L’histoire politique des nations enseigne que tout pays qui veut se développer devrait notoirement, entre autres conditions, s’assurer d’une stabilité politique. Lorsqu’un pays est instable politiquement, comme c’est le cas du Togo ces dernières années, on ne peut espérer de progrès appréciable de son développement économique et social. La stabilité politique, dans un régime démocratique exige, en ce qui concerne l’armée, que celle-ci se désengage complètement de la sphère politique.

L’intrusion de l’armée dans la vie politique des pays africains a été jugée à un moment donné comme salutaire. On pensait que l’armée était la seule capable de rétablir le désordre causé par des « politiciens », de faire la paix et d’assurer, sans péril, l’intérêt des puissances occidentales. Aujourd’hui après recul, on peut affirmer sans de se tromper que ce fut une maladresse d’avoir utiliser les militaires pour régler des problèmes politiques.

L’un des problèmes que pose la démocratisation au Togo aujourd’hui concerne l’armée. Le problème de l’armée dans la vie politique n’est pas particulier au Togo. Dans plusieurs pays africains, avant l’ère démocratique, outre son implication dans la vie politique, les dirigeants ont façonnés la composition de l’armée de manière à s’assurer sa fidélité et à l’utiliser pour préserver le pouvoir.

Au regard de la composition de l’armée togolaise, on peut présumer connaître les intentions du Général Eyadéma au sujet du rôle de cette armée dans la vie politique. Au cours d’une émission sur la TVT, l’ancien secrétaire général du RPT feu Amédégnato disait que si les gens de la région de Eyadéma sont si nombreux dans l’armée, cela est dû à l’amour qu’ils auraient pour le métier des armes, comme les Cotocolis sont connues pour pratiquer, bon nombre, le métier de chauffeur. Il ne fallait donc pas voir dans la composition de l’armée un problème. Cette vue est partagée par beaucoup de cadres du RPT qui « savourent » la position de l’armée dans la vie politique.

Pour certains, il est évident que Eyadéma voulait des gens de sa région dans l’armée en vue de les utiliser pour asseoir son pouvoir. On donnerait raison aux tenants du qualificatif « armée tribale », vu le rôle et la position de l’armée dans les différentes crises qui ont émaillées la vie politique togolaise. Ainsi, de nombreux hommes politiques pensent que la réforme de l’armée dont on parle tant ces derniers temps devrait aussi viser sa composition.

Cependant, dans un pays démocratique, la composition de l’armée devrait t-elle poser de problème ? La réponse est bien évidement non. Pour la simple raison que dans un régime démocratique, l’armée serait républicaine et donc se conformerait au rôle que lui assigne la Constitution. Si l’armée jouait le rôle qui est le sien, qu’importe sa composition, qu’elle soit composée majoritairement d’une ethnie.
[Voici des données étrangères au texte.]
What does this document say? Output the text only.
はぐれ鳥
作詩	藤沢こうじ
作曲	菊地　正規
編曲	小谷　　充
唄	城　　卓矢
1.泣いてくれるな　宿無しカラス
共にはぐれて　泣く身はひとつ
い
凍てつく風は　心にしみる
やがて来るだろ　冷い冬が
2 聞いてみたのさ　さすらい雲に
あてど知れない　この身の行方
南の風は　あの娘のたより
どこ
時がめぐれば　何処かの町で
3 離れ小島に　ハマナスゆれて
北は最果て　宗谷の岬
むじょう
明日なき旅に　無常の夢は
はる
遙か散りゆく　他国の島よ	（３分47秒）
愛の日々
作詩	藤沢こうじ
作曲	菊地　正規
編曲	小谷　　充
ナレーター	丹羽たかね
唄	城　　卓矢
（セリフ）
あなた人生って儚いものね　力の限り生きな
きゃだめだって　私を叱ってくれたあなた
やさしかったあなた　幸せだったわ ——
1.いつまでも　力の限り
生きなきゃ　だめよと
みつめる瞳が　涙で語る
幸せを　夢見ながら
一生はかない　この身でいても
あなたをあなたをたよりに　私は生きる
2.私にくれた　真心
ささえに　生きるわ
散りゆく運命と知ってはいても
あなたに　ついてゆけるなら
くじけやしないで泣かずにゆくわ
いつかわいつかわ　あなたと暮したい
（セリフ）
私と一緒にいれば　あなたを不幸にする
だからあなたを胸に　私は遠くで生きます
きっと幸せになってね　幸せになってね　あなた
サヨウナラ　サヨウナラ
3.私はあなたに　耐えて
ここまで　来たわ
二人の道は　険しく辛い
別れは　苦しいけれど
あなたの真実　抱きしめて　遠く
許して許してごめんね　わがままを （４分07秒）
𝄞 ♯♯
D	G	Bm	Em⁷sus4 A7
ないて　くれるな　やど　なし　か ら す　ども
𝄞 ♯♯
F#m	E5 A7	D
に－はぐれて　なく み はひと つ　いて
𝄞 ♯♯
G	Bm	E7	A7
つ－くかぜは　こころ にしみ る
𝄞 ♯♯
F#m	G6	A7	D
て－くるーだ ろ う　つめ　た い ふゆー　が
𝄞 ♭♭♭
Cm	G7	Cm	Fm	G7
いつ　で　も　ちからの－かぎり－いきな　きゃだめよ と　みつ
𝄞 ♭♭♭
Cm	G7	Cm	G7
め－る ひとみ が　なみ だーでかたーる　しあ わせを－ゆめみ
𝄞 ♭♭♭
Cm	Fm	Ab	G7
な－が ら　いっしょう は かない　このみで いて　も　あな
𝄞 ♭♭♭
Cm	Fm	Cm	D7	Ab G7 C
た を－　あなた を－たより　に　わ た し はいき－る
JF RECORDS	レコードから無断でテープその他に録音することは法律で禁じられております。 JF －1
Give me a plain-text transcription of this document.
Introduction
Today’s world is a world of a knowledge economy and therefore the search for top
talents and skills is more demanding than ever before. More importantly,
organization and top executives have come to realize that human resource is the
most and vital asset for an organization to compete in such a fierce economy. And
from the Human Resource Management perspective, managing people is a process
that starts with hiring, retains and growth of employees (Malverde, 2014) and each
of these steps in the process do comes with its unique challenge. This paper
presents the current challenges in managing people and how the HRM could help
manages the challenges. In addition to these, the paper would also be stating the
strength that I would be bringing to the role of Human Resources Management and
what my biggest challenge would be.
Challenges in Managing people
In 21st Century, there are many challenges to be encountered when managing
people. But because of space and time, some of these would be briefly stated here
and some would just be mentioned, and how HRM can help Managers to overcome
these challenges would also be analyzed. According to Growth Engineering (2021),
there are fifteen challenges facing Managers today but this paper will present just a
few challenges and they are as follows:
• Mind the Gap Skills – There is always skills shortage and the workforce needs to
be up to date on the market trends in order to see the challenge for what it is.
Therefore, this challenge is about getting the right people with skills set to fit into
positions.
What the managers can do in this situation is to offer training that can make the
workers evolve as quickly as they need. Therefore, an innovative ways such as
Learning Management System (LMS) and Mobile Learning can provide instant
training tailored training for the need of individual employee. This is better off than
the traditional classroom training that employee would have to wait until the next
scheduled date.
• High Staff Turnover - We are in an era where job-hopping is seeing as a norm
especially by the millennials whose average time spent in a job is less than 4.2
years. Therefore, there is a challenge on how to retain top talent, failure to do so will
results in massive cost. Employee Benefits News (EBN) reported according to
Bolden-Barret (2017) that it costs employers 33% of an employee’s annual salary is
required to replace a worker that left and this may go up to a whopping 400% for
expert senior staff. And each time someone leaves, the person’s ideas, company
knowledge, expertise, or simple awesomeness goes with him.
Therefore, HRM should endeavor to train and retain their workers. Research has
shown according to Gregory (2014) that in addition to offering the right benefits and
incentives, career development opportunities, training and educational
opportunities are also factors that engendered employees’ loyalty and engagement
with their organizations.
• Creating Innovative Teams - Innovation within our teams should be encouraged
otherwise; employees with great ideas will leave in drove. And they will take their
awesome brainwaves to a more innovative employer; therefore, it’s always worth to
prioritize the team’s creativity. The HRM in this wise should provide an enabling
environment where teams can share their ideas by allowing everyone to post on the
Au Togo, le débat reste ouvert sur la question de la réalité de la démocratie. Si les institutions existent pour « témoigner » de la démocratie, on sait qu’il y a achoppement en ce qui concerne la transparence des élections et l’alternance au pouvoir. On peut donc légitimement douter de la crédibilité de la démocratie togolaise. Ce doute provient essentiellement du rôle de l’armée et de ses prises de position.

Dans la recherche pour la démocratie au Togo, devrait-on voir en la composition de l’armée un problème ? N’est-il pas plus indiquer de voir le problème dans le rôle ou le comportement de cette l’armée vis-à-vis de la vie politique ?

Si on devrait reformer la composition de l’armée comment procéderait t-on ?

L’armée togolaise est majoritairement composée des gens du nord du pays. La grande majorité des officiers de cette armée est originaire de la région septentrionale du pays. Devrait-on dans le souci de réformer la composition de cette armée, trouver ou former rapidement les officiers d’autres régions du pays afin d’assurer un équilibre régional ? Ou bien devrait-on décréter une loi interdisant aux jeunes venant de la région du nord de ne plus s’engager dans l’armée pour quelques années ? Et du même coup trouver des jeunes d’autres régions pour les encourager à s’engager dans l’armée dans le but de rétablir sa composition ? Ou devrait-on dégrader certains officiers jugés non démocrates et les remplacer par d’autres jugés démocrates ? Si un millier de jeunes du nord se présentaient pour un recrutement dans l’armée, devrait-on les renvoyer ? Et si même on arrêtait les recrutements dans l’armée pour un temps, il faudrait tôt ou tard en recruter. Quelle solution pour la composition de cette institution ?

Que rechercherait alors toute approche qui viserait à réformer la composition de cette armée ? Un équilibre régional ou tribal. Si cette solution devrait être adoptée, elle fausserait la démocratie et exacerberait le problème ethnique au Togo.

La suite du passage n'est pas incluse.